I've made a lot of mistakes in my life. I've let a lot of people take all that I have and leave me with nothing. I've been kicked when I'm down, so trust me when I say that none of this has been easy or normal to me.
When I first met you, I never really understood who you were. I knew I liked the way you smiled, the way you shook your head when you laughed. But beyond that, you were a stranger to me. Then out of nowhere, you weren't just someone anymore. You were becoming my person.
It was like I finally woke up when I was with you.
I'm not sure that I believe in fate but a relationship like this, it has to mean something. It has to. And when I say that I care about you, it's not just that I want you to be happy, it's that I want to be the one who helps you get there.
I know that second chances don't come around all that often. But when they do, sometimes you have to listen to your heart. It's the only direction I know now.
I wasn't thinking about what would happen if it all fell through because I was already so caught up in you.
I don't want you to think that I do this kind of thing all the time because I don't. I don't want you to think that I need you more than anything, because after all the things, all the people that have walked out of my life, I know how to stand on my own two feet.

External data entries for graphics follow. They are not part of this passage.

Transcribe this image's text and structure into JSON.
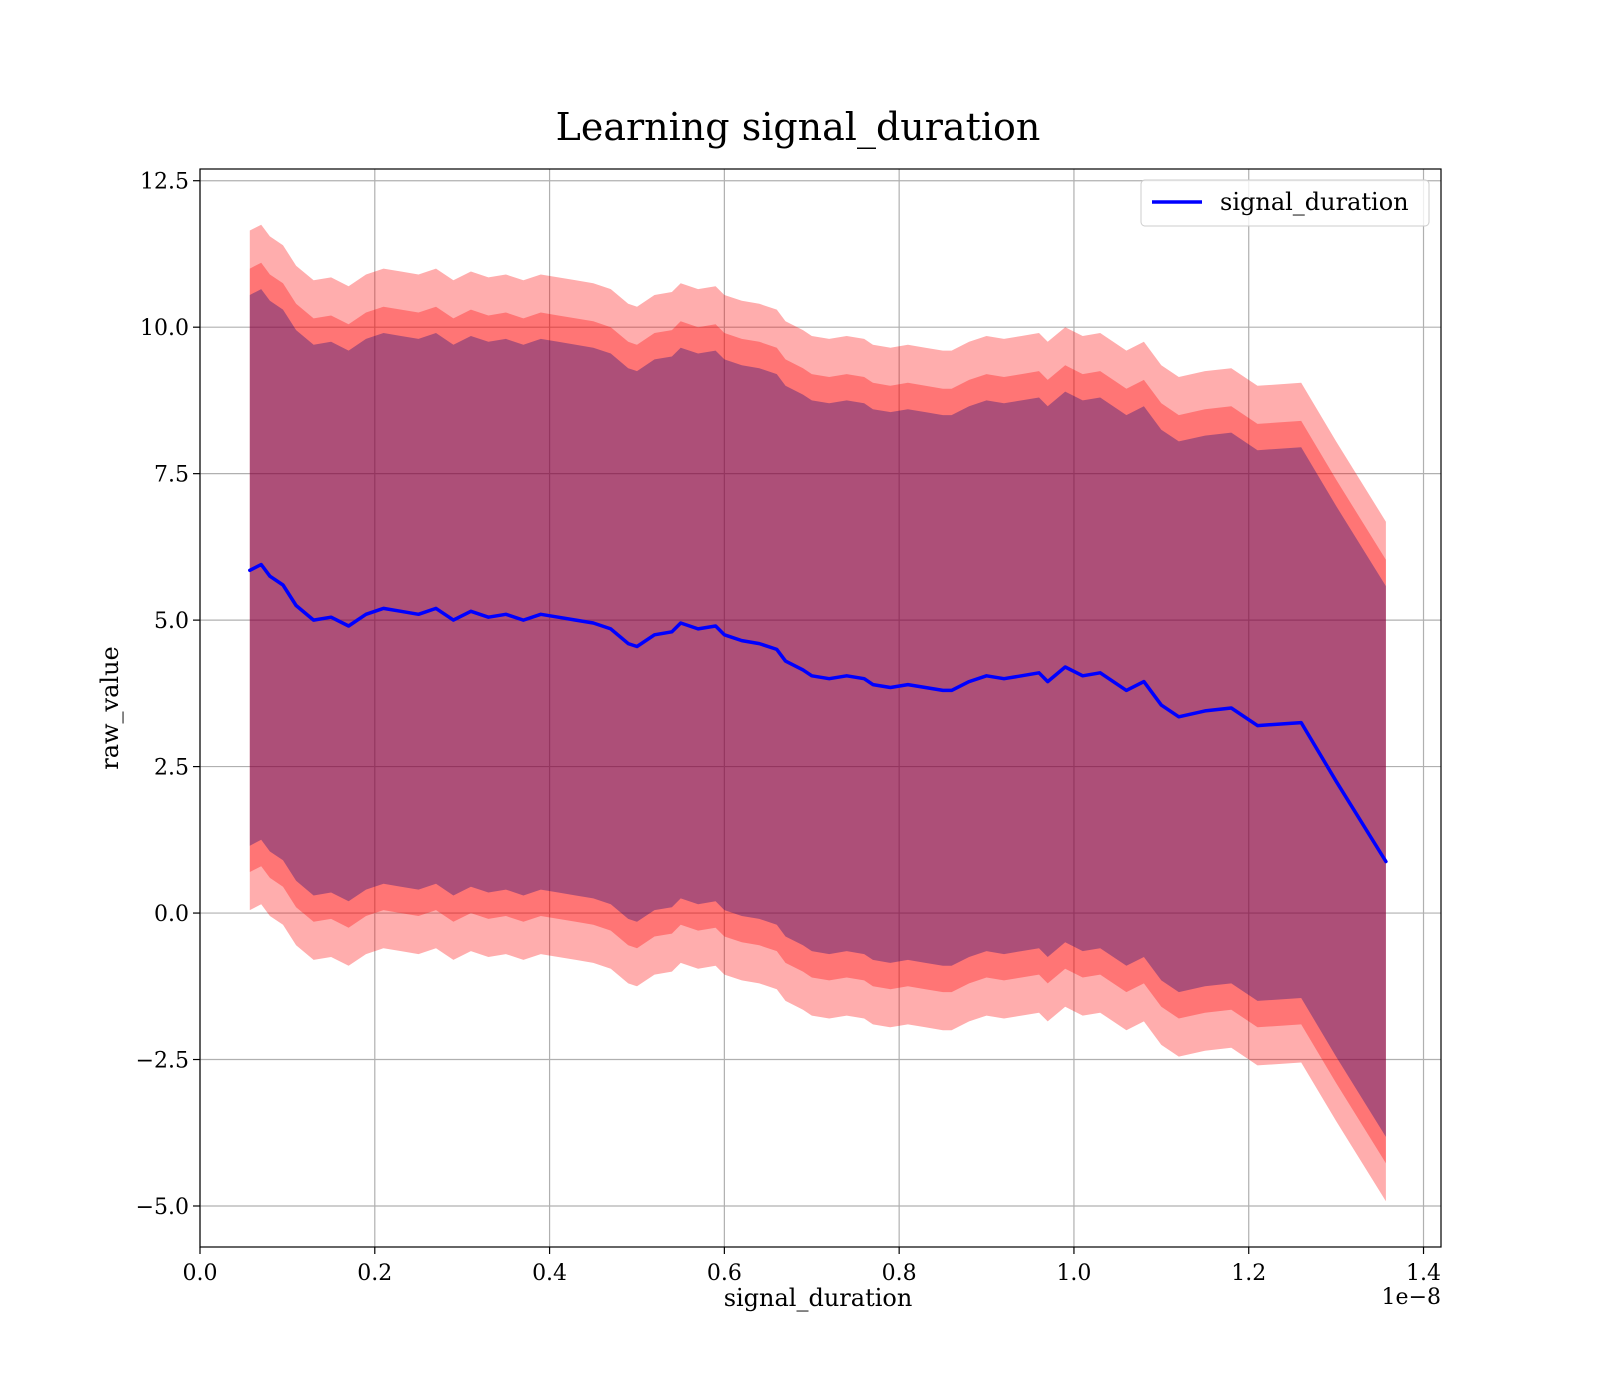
{
  "chart_data": {
    "type": "line",
    "title": "Learning signal_duration",
    "xlabel": "signal_duration",
    "ylabel": "raw_value",
    "x_offset_label": "1e−8",
    "xlim": [
      0.0,
      1.42
    ],
    "ylim": [
      -5.7,
      12.7
    ],
    "x_ticks": [
      0.0,
      0.2,
      0.4,
      0.6,
      0.8,
      1.0,
      1.2,
      1.4
    ],
    "x_tick_labels": [
      "0.0",
      "0.2",
      "0.4",
      "0.6",
      "0.8",
      "1.0",
      "1.2",
      "1.4"
    ],
    "y_ticks": [
      -5.0,
      -2.5,
      0.0,
      2.5,
      5.0,
      7.5,
      10.0,
      12.5
    ],
    "y_tick_labels": [
      "−5.0",
      "−2.5",
      "0.0",
      "2.5",
      "5.0",
      "7.5",
      "10.0",
      "12.5"
    ],
    "grid": true,
    "legend_position": "top-right",
    "series": [
      {
        "name": "signal_duration",
        "color": "#0000ff",
        "x": [
          0.057,
          0.07,
          0.08,
          0.095,
          0.11,
          0.13,
          0.15,
          0.17,
          0.19,
          0.21,
          0.23,
          0.25,
          0.27,
          0.29,
          0.31,
          0.33,
          0.35,
          0.37,
          0.39,
          0.41,
          0.43,
          0.45,
          0.47,
          0.49,
          0.5,
          0.52,
          0.54,
          0.55,
          0.57,
          0.59,
          0.6,
          0.62,
          0.64,
          0.66,
          0.67,
          0.69,
          0.7,
          0.72,
          0.74,
          0.76,
          0.77,
          0.79,
          0.81,
          0.83,
          0.85,
          0.86,
          0.88,
          0.9,
          0.92,
          0.94,
          0.96,
          0.97,
          0.99,
          1.01,
          1.03,
          1.06,
          1.08,
          1.1,
          1.12,
          1.15,
          1.18,
          1.21,
          1.26,
          1.3,
          1.357
        ],
        "values": [
          5.85,
          5.95,
          5.75,
          5.6,
          5.25,
          5.0,
          5.05,
          4.9,
          5.1,
          5.2,
          5.15,
          5.1,
          5.2,
          5.0,
          5.15,
          5.05,
          5.1,
          5.0,
          5.1,
          5.05,
          5.0,
          4.95,
          4.85,
          4.6,
          4.55,
          4.75,
          4.8,
          4.95,
          4.85,
          4.9,
          4.75,
          4.65,
          4.6,
          4.5,
          4.3,
          4.15,
          4.05,
          4.0,
          4.05,
          4.0,
          3.9,
          3.85,
          3.9,
          3.85,
          3.8,
          3.8,
          3.95,
          4.05,
          4.0,
          4.05,
          4.1,
          3.95,
          4.2,
          4.05,
          4.1,
          3.8,
          3.95,
          3.55,
          3.35,
          3.45,
          3.5,
          3.2,
          3.25,
          2.25,
          0.88
        ]
      }
    ],
    "bands": [
      {
        "color": "#ff0000",
        "opacity": 0.32,
        "half_width": 5.8
      },
      {
        "color": "#ff0000",
        "opacity": 0.32,
        "half_width": 5.15
      },
      {
        "color": "#000080",
        "opacity": 0.32,
        "half_width": 4.7
      }
    ]
  }
}
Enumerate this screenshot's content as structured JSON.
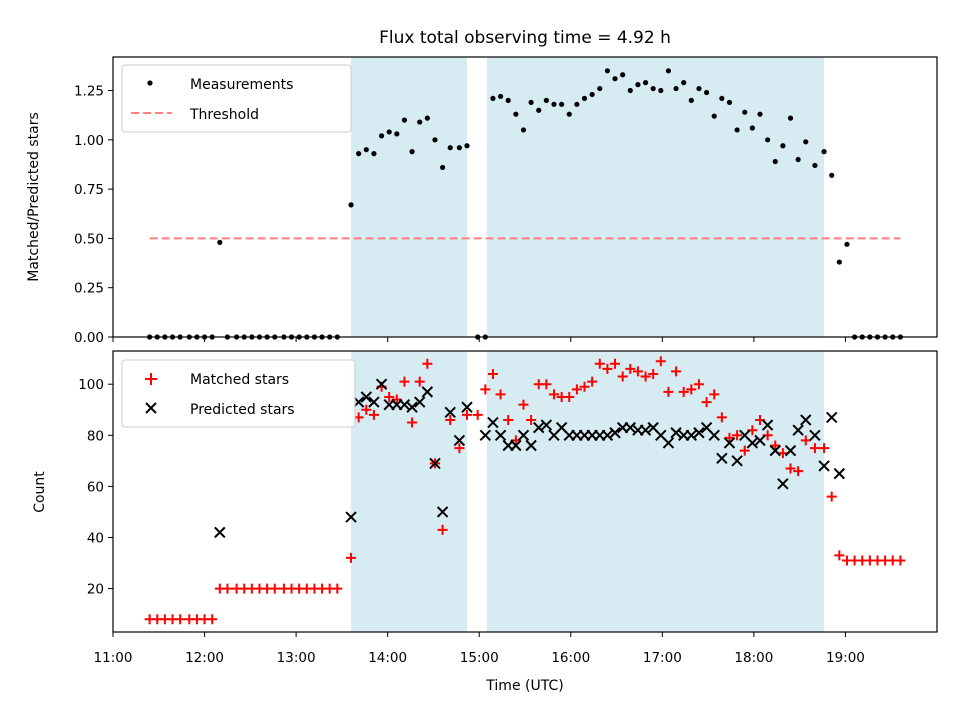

I want you to understand that I'm going to give this my all. There's not a doubt in my mind that it will come with change. That it won't always be easy, but I'm positive that it will all be worth it.
So just remember, when I tell you that I'm falling for you, it's not by choice. It's not something that I'm thinking, it's only something that I'm feeling. It won't go away and I can't turn it off. I don't know where we go from here.
I'm just going to keep letting you in. I'm going to keep letting you fill me up with love, with kindness, with all of the things I told myself that I should never dream of.
You're the exception to all of my rules.
I broke them all the minute that I laid eyes on you. I didn't want to hide from you, I wanted you to know every part of me. I still do. I may not have it all figured out. But I know that I'm going to want to stay with you. I'm going to fight to work things out, to build, and to grow with you.
I want you to know that with you, I can see forever. I can see it in the way you look at me. The way you say my name. I might be jumping to conclusions. But I don't care anymore because...
You're the only thing I want to hold on to.